I read the quantization paper in pytorch website and realize the post dynamic quantization and static quantization.dynamic quantization is good for LSTM and Linear, and static quantization is good for CNNs, I wanna ask: when I use the CRNN model，the model is like: CNN + LSTM + Linear, what is the best way to quantize my model, or is there some tricks to mix the two quantization methods?
I’d appreciate if anybody can help me! Thanks in advance!
I think it’s possible, you may apply static quantization to the CNN part of the model and dynamic quantization on LSTM + Linear part of the model, since both of them will have float data in the input and output, the combined model should work.
1.fix rnn and linear layers, quantize cnn layers (post-training static quantization)
2.fix rnn and linear layers, quantize cnn layers (quantization-aware training, this step is optional)
3.fix quantized cnn layers, quantize rnn and linear layers(post-training dynamic quantization)
Hi, how to fix rnn and linear layers when quantize cnn layers?

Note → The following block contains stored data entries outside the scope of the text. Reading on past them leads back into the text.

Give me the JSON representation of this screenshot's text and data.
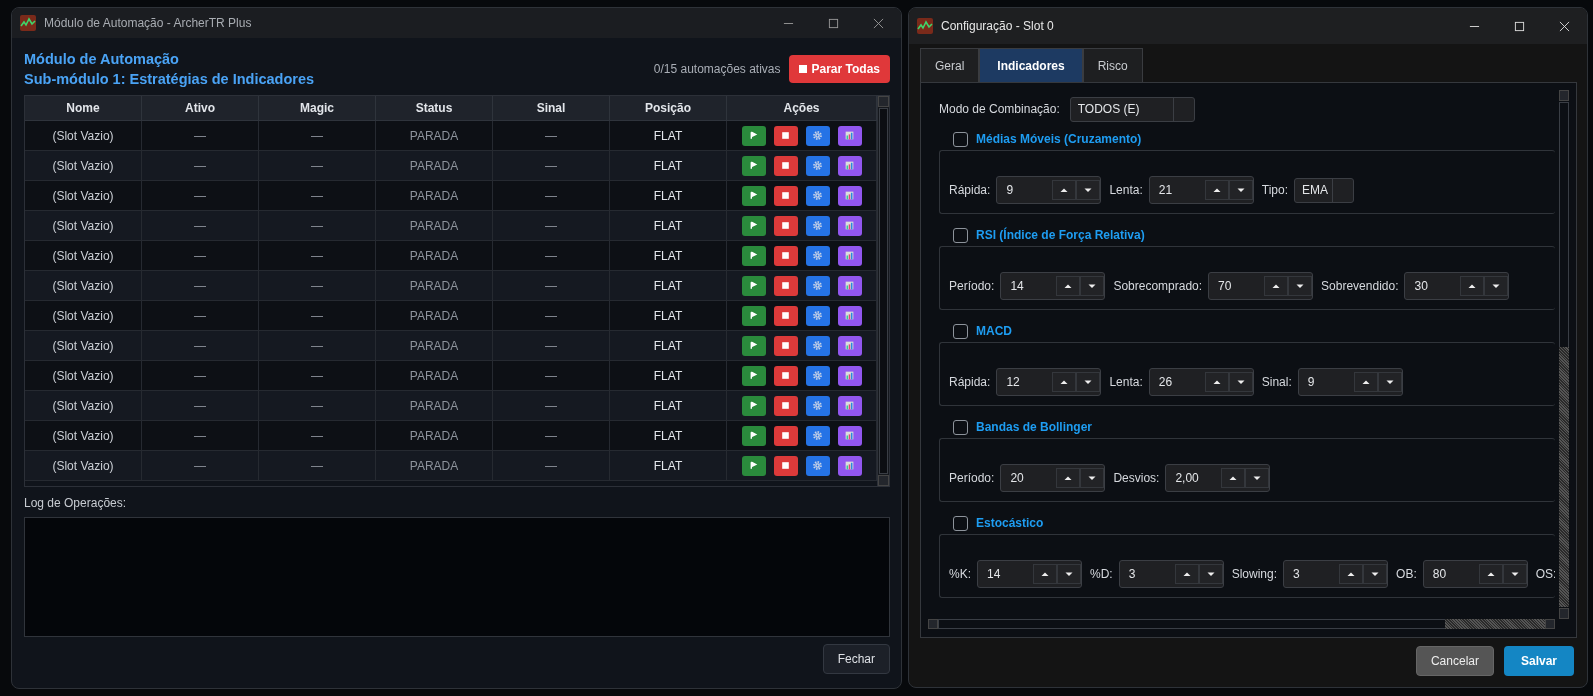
{
  "automation_window": {
    "title": "Módulo de Automação - ArcherTR Plus",
    "heading": "Módulo de Automação",
    "subheading": "Sub-módulo 1: Estratégias de Indicadores",
    "active_count": "0/15 automações ativas",
    "stop_all_button": "Parar Todas",
    "table": {
      "columns": [
        "Nome",
        "Ativo",
        "Magic",
        "Status",
        "Sinal",
        "Posição",
        "Ações"
      ],
      "rows": [
        {
          "name": "(Slot Vazio)",
          "asset": "—",
          "magic": "—",
          "status": "PARADA",
          "signal": "—",
          "position": "FLAT"
        },
        {
          "name": "(Slot Vazio)",
          "asset": "—",
          "magic": "—",
          "status": "PARADA",
          "signal": "—",
          "position": "FLAT"
        },
        {
          "name": "(Slot Vazio)",
          "asset": "—",
          "magic": "—",
          "status": "PARADA",
          "signal": "—",
          "position": "FLAT"
        },
        {
          "name": "(Slot Vazio)",
          "asset": "—",
          "magic": "—",
          "status": "PARADA",
          "signal": "—",
          "position": "FLAT"
        },
        {
          "name": "(Slot Vazio)",
          "asset": "—",
          "magic": "—",
          "status": "PARADA",
          "signal": "—",
          "position": "FLAT"
        },
        {
          "name": "(Slot Vazio)",
          "asset": "—",
          "magic": "—",
          "status": "PARADA",
          "signal": "—",
          "position": "FLAT"
        },
        {
          "name": "(Slot Vazio)",
          "asset": "—",
          "magic": "—",
          "status": "PARADA",
          "signal": "—",
          "position": "FLAT"
        },
        {
          "name": "(Slot Vazio)",
          "asset": "—",
          "magic": "—",
          "status": "PARADA",
          "signal": "—",
          "position": "FLAT"
        },
        {
          "name": "(Slot Vazio)",
          "asset": "—",
          "magic": "—",
          "status": "PARADA",
          "signal": "—",
          "position": "FLAT"
        },
        {
          "name": "(Slot Vazio)",
          "asset": "—",
          "magic": "—",
          "status": "PARADA",
          "signal": "—",
          "position": "FLAT"
        },
        {
          "name": "(Slot Vazio)",
          "asset": "—",
          "magic": "—",
          "status": "PARADA",
          "signal": "—",
          "position": "FLAT"
        },
        {
          "name": "(Slot Vazio)",
          "asset": "—",
          "magic": "—",
          "status": "PARADA",
          "signal": "—",
          "position": "FLAT"
        }
      ]
    },
    "log_label": "Log de Operações:",
    "close_button": "Fechar"
  },
  "config_window": {
    "title": "Configuração - Slot 0",
    "tabs": [
      {
        "label": "Geral",
        "selected": false
      },
      {
        "label": "Indicadores",
        "selected": true
      },
      {
        "label": "Risco",
        "selected": false
      }
    ],
    "combination_mode": {
      "label": "Modo de Combinação:",
      "value": "TODOS (E)"
    },
    "indicators": [
      {
        "title": "Médias Móveis (Cruzamento)",
        "checked": false,
        "fields": [
          {
            "kind": "spin",
            "label": "Rápida:",
            "value": "9"
          },
          {
            "kind": "spin",
            "label": "Lenta:",
            "value": "21"
          },
          {
            "kind": "combo",
            "label": "Tipo:",
            "value": "EMA"
          }
        ]
      },
      {
        "title": "RSI (Índice de Força Relativa)",
        "checked": false,
        "fields": [
          {
            "kind": "spin",
            "label": "Período:",
            "value": "14"
          },
          {
            "kind": "spin",
            "label": "Sobrecomprado:",
            "value": "70"
          },
          {
            "kind": "spin",
            "label": "Sobrevendido:",
            "value": "30"
          }
        ]
      },
      {
        "title": "MACD",
        "checked": false,
        "fields": [
          {
            "kind": "spin",
            "label": "Rápida:",
            "value": "12"
          },
          {
            "kind": "spin",
            "label": "Lenta:",
            "value": "26"
          },
          {
            "kind": "spin",
            "label": "Sinal:",
            "value": "9"
          }
        ]
      },
      {
        "title": "Bandas de Bollinger",
        "checked": false,
        "fields": [
          {
            "kind": "spin",
            "label": "Período:",
            "value": "20"
          },
          {
            "kind": "spin",
            "label": "Desvios:",
            "value": "2,00"
          }
        ]
      },
      {
        "title": "Estocástico",
        "checked": false,
        "fields": [
          {
            "kind": "spin",
            "label": "%K:",
            "value": "14"
          },
          {
            "kind": "spin",
            "label": "%D:",
            "value": "3"
          },
          {
            "kind": "spin",
            "label": "Slowing:",
            "value": "3"
          },
          {
            "kind": "spin",
            "label": "OB:",
            "value": "80"
          },
          {
            "kind": "label",
            "label": "OS:"
          }
        ]
      }
    ],
    "buttons": [
      {
        "label": "Cancelar",
        "kind": "secondary"
      },
      {
        "label": "Salvar",
        "kind": "primary"
      }
    ]
  }
}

Quantization is controlled by the qconfig, so when quantize cnn layers you can remove the qconfig of rnn layer, this way rnn layer will not be quantized.
do you a demo on how to quantize different layers at different time? thanks!
You can control the layers to quantize by specifying quant/dequant stubs around the layers. For more details you can refer to the tutorial in (beta) Static Quantization with Eager Mode in PyTorch — PyTorch Tutorials 1.9.0+cu102 documentation
I am trying to do the exact same thing. Did you figure out how to do the quantization in a CNN-LSTM hybrid model?